[ Einaudi, Torino 2019 ]
È uscito nel 2019 il libro che raccoglie tutti gli scritti che Pier Vincenzo Mengaldo ha dedicato a Primo Levi. I saggi, che coprono un arco temporale di più di trent’anni (dal 1986 al 2018), non sono organizzati in ordine cronologico, bensì tematico: il volume si apre con una prima sezione di carattere generale sull’opera dello scrittore, per poi concentrare nella seconda parte alcune analisi specifiche di Se questo è un uomo, La tregua e I sommersi e i salvati.
Perno del libro è Lingua e scrittura in Levi. Pubblicato per la prima volta nel 1990 nelle Opere einaudiane della «Biblioteca dell’Orsa», il saggio è una ricca e dispiegata analisi retorica e stilistica della scrittura leviana, un articolato carotaggio nel suo tessuto verbale che non ha avuto e non ha eguali. Vi si prende in esame l’intera opera di Primo Levi con affondi sia diacronici che sincronici. Riletto nella progressione di questa raccolta, ci si accorge che è anche l’unica occasione in cui Mengaldo si concede di prendere in esame le opere «non di Lager»: non solo Il sistema periodico e La chiave a stella, su cui pure ogni tanto ritorna, ma anche e soprattutto i racconti fantastici e fantascientifici, quel Levi minore su cui ancora oggi scarseggiano analisi stilistiche. Molti degli studi che compongono questa raccolta sono corollari strutturati di quel primo e capitale lavoro: letture ravvicinate di Se questo è un uomo e di La tregua, ma anche approfondimenti di alcuni tratti caratteristici della prosa leviana, come la centralità degli stacchi avversativi, delle «mosse sperimentali», la prevalenza del sistematico sull’aneddotico, la funzione Dante in relazione al racconto su Auschwitz, le scelte dei tempi verbali e il loro riverbero nella costruzione del cronotopo del racconto sia del Lager che del viaggio di ritorno attraverso l’Europa centrale. Anche quando giunge a conclusioni in larga parte condivise dalla critica, l’originalità di questi saggi risiede nel campionario di prove testuali e nella loro peculiare classificazione. Si può ricorrere solo a questo libro se si vuole avere un’idea di come Levi utilizzi le proposizioni causali, la sinonimia o la correctio. La raccolta si chiude con un saggio dedicato ai Sommersi e i salvati, il più eterogeneo ma non per questo meno importante. È infatti l’unico della raccolta scritto da Mengaldo quando Levi era ancora in vita. È una recensione molto lucida, che già all’epoca colse i nodi più problematici e tormentati del libro (su tutti, il capitolo «Violenza inutile» e la discussione con Jean Améry) e insieme la sua luminosità analitica. Ha inoltre il merito di essersi fin da subito contrapposto alle letture testamentarie dei Sommersi proliferate all’indomani della morte di Levi.

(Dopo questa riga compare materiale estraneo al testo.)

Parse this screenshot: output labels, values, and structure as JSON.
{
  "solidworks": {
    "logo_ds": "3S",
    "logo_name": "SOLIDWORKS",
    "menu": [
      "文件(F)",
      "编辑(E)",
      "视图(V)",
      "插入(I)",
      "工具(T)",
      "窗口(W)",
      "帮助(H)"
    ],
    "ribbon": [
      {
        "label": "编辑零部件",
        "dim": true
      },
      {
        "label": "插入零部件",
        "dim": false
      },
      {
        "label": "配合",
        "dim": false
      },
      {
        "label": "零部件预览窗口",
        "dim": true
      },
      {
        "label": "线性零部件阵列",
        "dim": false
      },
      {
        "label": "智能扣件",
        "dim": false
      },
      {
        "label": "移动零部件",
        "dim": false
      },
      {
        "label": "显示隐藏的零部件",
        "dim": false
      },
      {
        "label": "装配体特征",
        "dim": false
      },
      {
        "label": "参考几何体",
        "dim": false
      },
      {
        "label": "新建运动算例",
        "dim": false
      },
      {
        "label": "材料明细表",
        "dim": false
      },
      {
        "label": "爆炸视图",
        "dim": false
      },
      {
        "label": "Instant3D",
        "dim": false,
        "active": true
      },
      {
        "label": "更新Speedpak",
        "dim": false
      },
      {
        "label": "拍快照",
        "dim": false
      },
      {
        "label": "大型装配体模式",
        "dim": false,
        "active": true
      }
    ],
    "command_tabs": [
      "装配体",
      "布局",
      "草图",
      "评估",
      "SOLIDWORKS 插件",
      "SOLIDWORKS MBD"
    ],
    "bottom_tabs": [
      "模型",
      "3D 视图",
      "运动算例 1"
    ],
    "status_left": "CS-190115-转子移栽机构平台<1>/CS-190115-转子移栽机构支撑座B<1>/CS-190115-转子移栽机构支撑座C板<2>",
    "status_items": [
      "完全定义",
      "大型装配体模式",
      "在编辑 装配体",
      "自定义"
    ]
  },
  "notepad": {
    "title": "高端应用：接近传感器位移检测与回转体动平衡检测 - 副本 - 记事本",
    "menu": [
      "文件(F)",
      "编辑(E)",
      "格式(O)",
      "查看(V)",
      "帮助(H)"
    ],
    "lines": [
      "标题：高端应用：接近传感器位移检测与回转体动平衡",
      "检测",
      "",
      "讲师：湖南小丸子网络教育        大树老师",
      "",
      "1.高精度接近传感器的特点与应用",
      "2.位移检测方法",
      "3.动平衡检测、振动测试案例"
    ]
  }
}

Pur ammettendo la presenza massiccia di ossimori e paradossi nella prosa dello scrittore, Mengaldo resta fedele, in questo saggio come nell’intero libro, all’immagine di Levi narratore-saggista e strenuo razionalista. Tuttavia si scorge un movimento, all’interno del libro, che riverbera in parte quello della critica leviana degli ultimi trent’anni: il percorso dallo studio del Levi testimone a quello del Levi scrittore, a cui Lingua e scrittura in Levi ha contribuito in modo decisivo. Per Primo Levi può dunque essere letto anche come un invito a proseguire e rilanciare un’analisi complessiva della lingua e dello stile leviano che metta in luce anche le zone d’ombra, le contraddizioni, gli aspetti irrisolti e impuri che vi albergano.